NT Wright in Surprised by Hope, pp. 152-154

This is the point at which we modern Westerners are called to make a huge leap of the imagination. We have been buying our mental furniture for so long from Plato’s factory that we have come to take for granted a basic ontological contrast between “spirit“ in the sense of something immaterial and “matter“ in the sense of something material, solid, physical. We think we know that solid objects are one sort of thing and…

We know the bodies decay and die; that houses, temples, cities, and civilizations fall to dust; and so we assume that to be bodily, to be physical, is to be in permanent, changeable, transitory, and that the only way to be permanent, unchanging, and immortal is to become non-physical.

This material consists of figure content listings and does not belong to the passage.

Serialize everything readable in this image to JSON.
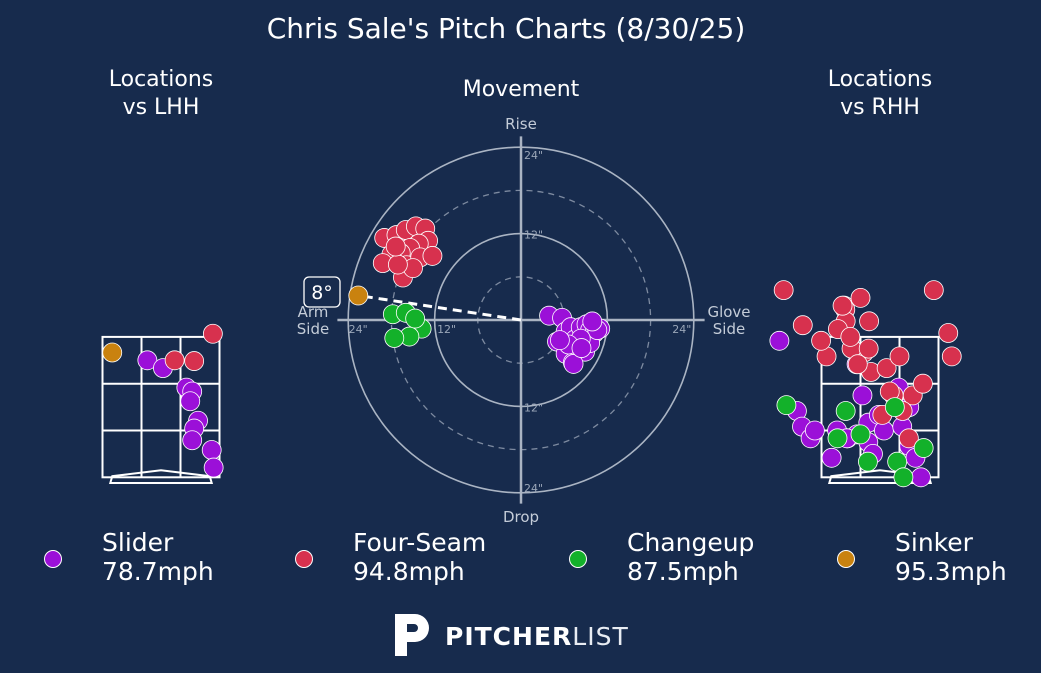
{
  "colors": {
    "background": "#172b4d",
    "slider": "#9b10d8",
    "four_seam": "#d7314e",
    "changeup": "#13b12a",
    "sinker": "#c9820f",
    "lines": "#ffffff",
    "polar_lines": "#aab4c3"
  },
  "chart_data": [
    {
      "type": "scatter",
      "panel": "locations_lhh",
      "title": "Locations\nvs LHH",
      "series": [
        {
          "name": "Slider",
          "x": [
            -0.35,
            0.05,
            0.65,
            0.8,
            0.75,
            0.95,
            0.85,
            0.8,
            1.3,
            1.35
          ],
          "y": [
            3.3,
            3.1,
            2.6,
            2.5,
            2.25,
            1.75,
            1.55,
            1.25,
            1.0,
            0.55
          ]
        },
        {
          "name": "Four-Seam",
          "x": [
            0.35,
            0.85,
            1.33
          ],
          "y": [
            3.3,
            3.28,
            3.98
          ]
        },
        {
          "name": "Sinker",
          "x": [
            -1.25
          ],
          "y": [
            3.5
          ]
        }
      ]
    },
    {
      "type": "scatter",
      "panel": "movement",
      "title": "Movement",
      "axis_labels": {
        "top": "Rise",
        "bottom": "Drop",
        "left": "Arm\nSide",
        "right": "Glove\nSide"
      },
      "ring_labels": [
        "12\"",
        "24\"",
        "12\"",
        "24\"",
        "12\"",
        "24\"",
        "12\"",
        "24\""
      ],
      "arm_angle": "8°",
      "series": [
        {
          "name": "Slider",
          "x": [
            3.9,
            5.7,
            6.2,
            6.9,
            7.5,
            8.3,
            9.1,
            9.6,
            10.2,
            11.0,
            5.0,
            6.2,
            7.7,
            7.2,
            8.9,
            9.6,
            10.6,
            9.9,
            8.3,
            6.6,
            7.3,
            8.4,
            5.4
          ],
          "y": [
            0.6,
            0.3,
            -1.6,
            -1.0,
            -2.7,
            -1.0,
            -0.6,
            -1.4,
            -1.8,
            -1.2,
            -3.0,
            -4.7,
            -3.8,
            -5.9,
            -4.4,
            -3.2,
            -1.4,
            -0.2,
            -2.6,
            -3.4,
            -6.1,
            -3.9,
            -2.8
          ]
        },
        {
          "name": "Four-Seam",
          "x": [
            -19.0,
            -17.3,
            -16.0,
            -14.6,
            -13.3,
            -12.9,
            -14.2,
            -15.4,
            -16.7,
            -18.0,
            -19.2,
            -15.9,
            -14.0,
            -12.3,
            -16.4,
            -15.0,
            -17.1,
            -17.4
          ],
          "y": [
            11.4,
            11.8,
            12.5,
            13.0,
            12.7,
            11.0,
            10.6,
            10.0,
            9.3,
            9.1,
            7.9,
            7.6,
            8.7,
            8.9,
            5.9,
            7.2,
            7.7,
            10.2
          ]
        },
        {
          "name": "Changeup",
          "x": [
            -17.8,
            -16.0,
            -13.8,
            -15.5,
            -17.6,
            -14.7
          ],
          "y": [
            0.8,
            1.0,
            -1.2,
            -2.3,
            -2.5,
            0.2
          ]
        },
        {
          "name": "Sinker",
          "x": [
            -22.6
          ],
          "y": [
            3.4
          ]
        }
      ]
    },
    {
      "type": "scatter",
      "panel": "locations_rhh",
      "title": "Locations\nvs RHH",
      "series": [
        {
          "name": "Slider",
          "x": [
            -2.58,
            -2.13,
            -2.0,
            -1.78,
            -1.67,
            -1.24,
            -0.83,
            -0.59,
            -0.3,
            -0.03,
            0.1,
            0.36,
            0.48,
            0.57,
            0.75,
            0.75,
            0.91,
            1.05,
            -0.6,
            -0.3,
            -0.18,
            -1.1,
            -0.85,
            -0.45
          ],
          "y": [
            3.8,
            2.0,
            1.6,
            1.3,
            1.5,
            0.8,
            1.3,
            1.4,
            1.7,
            1.9,
            1.5,
            2.4,
            2.6,
            1.6,
            2.1,
            1.1,
            0.8,
            0.3,
            3.2,
            1.2,
            0.9,
            1.5,
            1.3,
            2.4
          ]
        },
        {
          "name": "Four-Seam",
          "x": [
            -2.47,
            -1.98,
            -1.37,
            -0.92,
            -0.89,
            -0.5,
            -0.28,
            -0.41,
            -0.23,
            0.17,
            0.5,
            0.84,
            1.1,
            1.38,
            1.75,
            1.84,
            -1.51,
            -0.73,
            -0.57,
            -0.88,
            -0.96,
            -1.08,
            -0.76,
            -0.29,
            0.35,
            0.58,
            0.06,
            0.25,
            0.74
          ],
          "y": [
            5.1,
            4.2,
            3.4,
            4.7,
            4.6,
            4.9,
            4.3,
            3.5,
            3.0,
            3.1,
            3.4,
            2.4,
            2.7,
            5.1,
            4.0,
            3.4,
            3.8,
            3.6,
            3.2,
            4.3,
            4.7,
            4.1,
            3.9,
            3.6,
            2.4,
            2.0,
            1.9,
            2.5,
            1.3
          ]
        },
        {
          "name": "Changeup",
          "x": [
            -2.4,
            -1.09,
            -0.88,
            -0.5,
            -0.31,
            0.38,
            1.12,
            0.44,
            0.6
          ],
          "y": [
            2.15,
            1.3,
            2.0,
            1.4,
            0.7,
            2.1,
            1.05,
            0.7,
            0.3
          ]
        }
      ]
    }
  ],
  "title": "Chris Sale's Pitch Charts (8/30/25)",
  "legend": [
    {
      "name": "Slider",
      "speed": "78.7mph",
      "color": "#9b10d8"
    },
    {
      "name": "Four-Seam",
      "speed": "94.8mph",
      "color": "#d7314e"
    },
    {
      "name": "Changeup",
      "speed": "87.5mph",
      "color": "#13b12a"
    },
    {
      "name": "Sinker",
      "speed": "95.3mph",
      "color": "#c9820f"
    }
  ],
  "logo": {
    "bold": "PITCHER",
    "light": "LIST",
    "icon": "pitcherlist-p-icon"
  }
}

Paul’s point here is that this is not so. Actually it wasn’t so even in the dominant cosmology of his day, which was stoic rather than platonic. Still less was it so within the Jewish creation theology, which formed the seedbed out of which, because of the resurrection of Jesus himself, Paul grew his theology of new creation. Paul is making his Corinthian readers think in new patterns, and he has the same effect on us…

We sometimes speak of someone who’s been very ill as being a shadow of their former self. If Paul is right, a Christian in the present life is a mere shadow of his or her future self, the self that person will be when the body that God has waiting in his heavenly storeroom is brought out, already made to measure, and put on over the present one. Or over the self that will still exist after bodily death.